Quinn's character is loosely based on Marcel Bigeard, the actual commander in French Indochina, who led the unit that was the predecessor to the 6th Marine Infantry Parachute Regiment (the 6th Colonial Parachute Battalion). Bigeard later commanded the 3rd Colonial Parachute Regiment in French Algeria.

===Filming===
The film was shot on location in Spain. Technical support was provided by Commandant René Lepage, who had served in the 6th Marine Infantry Parachute Regiment of the French Army.

==Release==
Despite the novel's success, the release of another film called The Centurians led to the film's title being changed.

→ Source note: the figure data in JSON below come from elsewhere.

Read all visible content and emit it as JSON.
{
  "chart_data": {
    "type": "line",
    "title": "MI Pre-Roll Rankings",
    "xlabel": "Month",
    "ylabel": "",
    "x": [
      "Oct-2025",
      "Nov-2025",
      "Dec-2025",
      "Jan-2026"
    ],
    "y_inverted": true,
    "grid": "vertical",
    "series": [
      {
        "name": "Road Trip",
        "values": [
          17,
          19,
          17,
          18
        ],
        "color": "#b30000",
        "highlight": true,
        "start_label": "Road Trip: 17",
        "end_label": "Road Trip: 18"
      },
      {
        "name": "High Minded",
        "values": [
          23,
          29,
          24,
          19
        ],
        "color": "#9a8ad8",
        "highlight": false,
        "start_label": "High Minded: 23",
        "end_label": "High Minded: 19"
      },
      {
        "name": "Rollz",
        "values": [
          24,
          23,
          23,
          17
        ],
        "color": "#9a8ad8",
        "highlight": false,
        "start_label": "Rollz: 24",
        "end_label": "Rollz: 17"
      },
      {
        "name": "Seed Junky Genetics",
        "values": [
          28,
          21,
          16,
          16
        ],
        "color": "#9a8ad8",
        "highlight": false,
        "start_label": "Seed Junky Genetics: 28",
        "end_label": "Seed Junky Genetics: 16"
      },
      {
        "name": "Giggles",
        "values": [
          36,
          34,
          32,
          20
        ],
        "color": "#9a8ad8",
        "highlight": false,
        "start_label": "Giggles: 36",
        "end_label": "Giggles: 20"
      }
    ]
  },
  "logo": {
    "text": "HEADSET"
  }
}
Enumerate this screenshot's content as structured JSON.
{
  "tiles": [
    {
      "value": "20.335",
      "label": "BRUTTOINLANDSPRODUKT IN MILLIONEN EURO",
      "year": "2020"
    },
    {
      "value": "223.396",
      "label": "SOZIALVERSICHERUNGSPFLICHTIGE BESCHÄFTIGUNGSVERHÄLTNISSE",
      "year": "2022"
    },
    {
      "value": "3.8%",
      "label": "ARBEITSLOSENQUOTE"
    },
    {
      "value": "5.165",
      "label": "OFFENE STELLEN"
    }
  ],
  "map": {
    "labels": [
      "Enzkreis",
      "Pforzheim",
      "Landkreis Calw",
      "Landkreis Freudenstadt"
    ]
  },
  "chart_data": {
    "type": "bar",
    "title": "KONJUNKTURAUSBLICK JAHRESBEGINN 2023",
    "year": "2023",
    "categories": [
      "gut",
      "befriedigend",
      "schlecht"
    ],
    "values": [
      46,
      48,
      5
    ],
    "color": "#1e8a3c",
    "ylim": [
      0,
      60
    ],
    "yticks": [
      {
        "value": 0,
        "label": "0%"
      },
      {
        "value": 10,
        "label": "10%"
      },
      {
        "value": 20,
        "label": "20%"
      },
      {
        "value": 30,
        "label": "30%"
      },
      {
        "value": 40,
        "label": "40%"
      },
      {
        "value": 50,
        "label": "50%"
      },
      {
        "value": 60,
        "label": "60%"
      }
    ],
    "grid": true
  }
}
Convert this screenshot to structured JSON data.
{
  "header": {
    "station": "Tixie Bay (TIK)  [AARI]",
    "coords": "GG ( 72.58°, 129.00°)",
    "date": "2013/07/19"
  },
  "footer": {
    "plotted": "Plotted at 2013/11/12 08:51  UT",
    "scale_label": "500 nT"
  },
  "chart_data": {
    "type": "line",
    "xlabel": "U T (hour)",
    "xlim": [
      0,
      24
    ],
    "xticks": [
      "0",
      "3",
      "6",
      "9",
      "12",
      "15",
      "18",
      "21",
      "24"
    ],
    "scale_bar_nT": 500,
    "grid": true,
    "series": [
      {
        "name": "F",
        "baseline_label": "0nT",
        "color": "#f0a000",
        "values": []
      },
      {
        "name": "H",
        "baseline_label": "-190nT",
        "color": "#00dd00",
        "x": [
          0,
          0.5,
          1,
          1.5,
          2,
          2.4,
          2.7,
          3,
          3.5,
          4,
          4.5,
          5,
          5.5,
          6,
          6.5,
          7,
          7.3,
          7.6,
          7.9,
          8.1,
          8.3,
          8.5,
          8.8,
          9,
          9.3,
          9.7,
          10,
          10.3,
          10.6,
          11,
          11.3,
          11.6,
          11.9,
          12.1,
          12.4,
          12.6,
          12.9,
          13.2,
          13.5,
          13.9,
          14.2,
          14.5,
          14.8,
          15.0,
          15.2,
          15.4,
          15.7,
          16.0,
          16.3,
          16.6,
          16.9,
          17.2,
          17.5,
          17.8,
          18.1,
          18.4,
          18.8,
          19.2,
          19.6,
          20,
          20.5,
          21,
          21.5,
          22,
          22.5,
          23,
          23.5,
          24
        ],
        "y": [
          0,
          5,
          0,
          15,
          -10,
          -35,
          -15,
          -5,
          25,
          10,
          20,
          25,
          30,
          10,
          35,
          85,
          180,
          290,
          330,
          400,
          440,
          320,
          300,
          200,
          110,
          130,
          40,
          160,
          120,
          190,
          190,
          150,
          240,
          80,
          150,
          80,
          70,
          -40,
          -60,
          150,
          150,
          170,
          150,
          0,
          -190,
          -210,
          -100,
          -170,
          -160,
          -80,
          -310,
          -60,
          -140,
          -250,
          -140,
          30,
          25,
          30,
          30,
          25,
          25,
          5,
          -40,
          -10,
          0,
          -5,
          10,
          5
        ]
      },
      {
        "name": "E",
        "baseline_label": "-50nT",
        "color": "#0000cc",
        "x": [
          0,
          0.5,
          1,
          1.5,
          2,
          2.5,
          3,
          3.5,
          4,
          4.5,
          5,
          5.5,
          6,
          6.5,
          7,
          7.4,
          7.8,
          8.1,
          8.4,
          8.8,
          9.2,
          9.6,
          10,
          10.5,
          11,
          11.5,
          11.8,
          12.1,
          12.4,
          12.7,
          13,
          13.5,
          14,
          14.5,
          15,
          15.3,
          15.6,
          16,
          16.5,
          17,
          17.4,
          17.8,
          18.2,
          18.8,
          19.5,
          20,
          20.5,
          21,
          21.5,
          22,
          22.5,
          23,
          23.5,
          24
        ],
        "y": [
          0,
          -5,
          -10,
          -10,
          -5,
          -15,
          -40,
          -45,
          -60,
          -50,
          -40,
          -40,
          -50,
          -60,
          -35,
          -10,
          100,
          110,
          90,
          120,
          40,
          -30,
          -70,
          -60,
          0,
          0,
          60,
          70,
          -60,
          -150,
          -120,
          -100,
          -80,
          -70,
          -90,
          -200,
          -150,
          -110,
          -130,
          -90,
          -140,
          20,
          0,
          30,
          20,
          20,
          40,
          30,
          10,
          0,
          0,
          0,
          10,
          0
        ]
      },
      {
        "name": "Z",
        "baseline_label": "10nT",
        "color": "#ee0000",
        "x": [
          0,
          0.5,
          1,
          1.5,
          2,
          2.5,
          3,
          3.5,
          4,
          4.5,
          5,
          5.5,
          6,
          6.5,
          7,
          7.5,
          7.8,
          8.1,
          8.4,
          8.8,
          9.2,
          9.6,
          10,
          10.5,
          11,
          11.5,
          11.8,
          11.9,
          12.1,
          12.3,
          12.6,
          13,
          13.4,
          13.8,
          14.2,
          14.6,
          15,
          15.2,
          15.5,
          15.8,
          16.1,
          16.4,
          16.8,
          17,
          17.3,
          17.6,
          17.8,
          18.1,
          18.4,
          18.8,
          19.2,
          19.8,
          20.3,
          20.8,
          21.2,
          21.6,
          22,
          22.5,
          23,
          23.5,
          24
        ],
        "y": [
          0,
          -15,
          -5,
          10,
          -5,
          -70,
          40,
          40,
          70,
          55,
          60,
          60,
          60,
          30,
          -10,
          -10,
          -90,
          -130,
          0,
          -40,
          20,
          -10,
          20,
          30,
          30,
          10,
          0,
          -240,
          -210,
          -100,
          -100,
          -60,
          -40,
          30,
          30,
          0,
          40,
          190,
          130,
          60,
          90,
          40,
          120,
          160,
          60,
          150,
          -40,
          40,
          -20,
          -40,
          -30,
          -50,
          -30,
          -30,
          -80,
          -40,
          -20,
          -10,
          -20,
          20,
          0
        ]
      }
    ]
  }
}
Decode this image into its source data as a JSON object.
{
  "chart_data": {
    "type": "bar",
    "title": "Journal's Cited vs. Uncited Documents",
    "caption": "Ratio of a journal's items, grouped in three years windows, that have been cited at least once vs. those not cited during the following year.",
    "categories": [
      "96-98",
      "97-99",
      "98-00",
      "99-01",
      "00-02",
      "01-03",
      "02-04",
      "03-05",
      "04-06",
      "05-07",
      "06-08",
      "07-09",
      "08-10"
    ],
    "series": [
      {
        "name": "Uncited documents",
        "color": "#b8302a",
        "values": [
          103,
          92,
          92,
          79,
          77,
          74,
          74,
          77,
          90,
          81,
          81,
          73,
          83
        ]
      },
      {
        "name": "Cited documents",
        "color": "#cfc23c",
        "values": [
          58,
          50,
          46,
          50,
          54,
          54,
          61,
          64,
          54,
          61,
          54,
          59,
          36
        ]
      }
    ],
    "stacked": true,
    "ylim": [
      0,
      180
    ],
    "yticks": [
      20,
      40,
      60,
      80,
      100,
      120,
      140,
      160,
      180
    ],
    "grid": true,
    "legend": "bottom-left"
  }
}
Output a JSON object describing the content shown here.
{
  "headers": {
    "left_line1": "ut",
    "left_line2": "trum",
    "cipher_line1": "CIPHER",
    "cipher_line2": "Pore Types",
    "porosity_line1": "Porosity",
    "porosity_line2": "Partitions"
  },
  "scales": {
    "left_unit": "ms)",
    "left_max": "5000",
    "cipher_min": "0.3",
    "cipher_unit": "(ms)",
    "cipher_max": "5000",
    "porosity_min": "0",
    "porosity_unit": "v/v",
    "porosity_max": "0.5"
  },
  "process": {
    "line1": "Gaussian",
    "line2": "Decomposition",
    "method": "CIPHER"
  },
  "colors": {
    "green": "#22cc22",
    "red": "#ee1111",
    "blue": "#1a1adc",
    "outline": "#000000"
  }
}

At one stage it was going to be From Indo-China to the Gates of Algiers then Not For Honor and Glory before it was decided to use Lost Command. It premièred in the United States in May 1966. It was released in France a few months later.

===Box Office===
The film was not particularly popular in the US, earning rentals of $1,150,000. It was the fifth most popular movie at the French box office in 1966, after La Grande Vadrouille, Dr Zhivago, Is Paris Burning? and A Fistful of Dollars.

===Critical reception===
The film received mixed reviews. The New York Times described it as mundane concluding it "is all too reminiscent, except for the labels of name, time and place of the many standard war films that have preceded Lost Command." Filmink argued the movie was soon overshadowed by The Battle of Algiers.

==Sequel==
In 1963 Robson bought the rights to Larteguy's The Praetorians, a follow-up to The Centurions. The film was never made.

== See also ==
- The Battle of Algiers, a 1966 classic Italian docudrama on the Algerian War
- Chronicle of the Years of Fire, a 1975 Algerian drama historical film directed by Mohammed Lakhdar-Hamina. It depicts the Algerian War of Independence as seen through the eyes of a peasant.
- Lion of the Desert, a similar movie featuring Quinn about Omar Mukhtar's Libyan resistance against Italian occupation.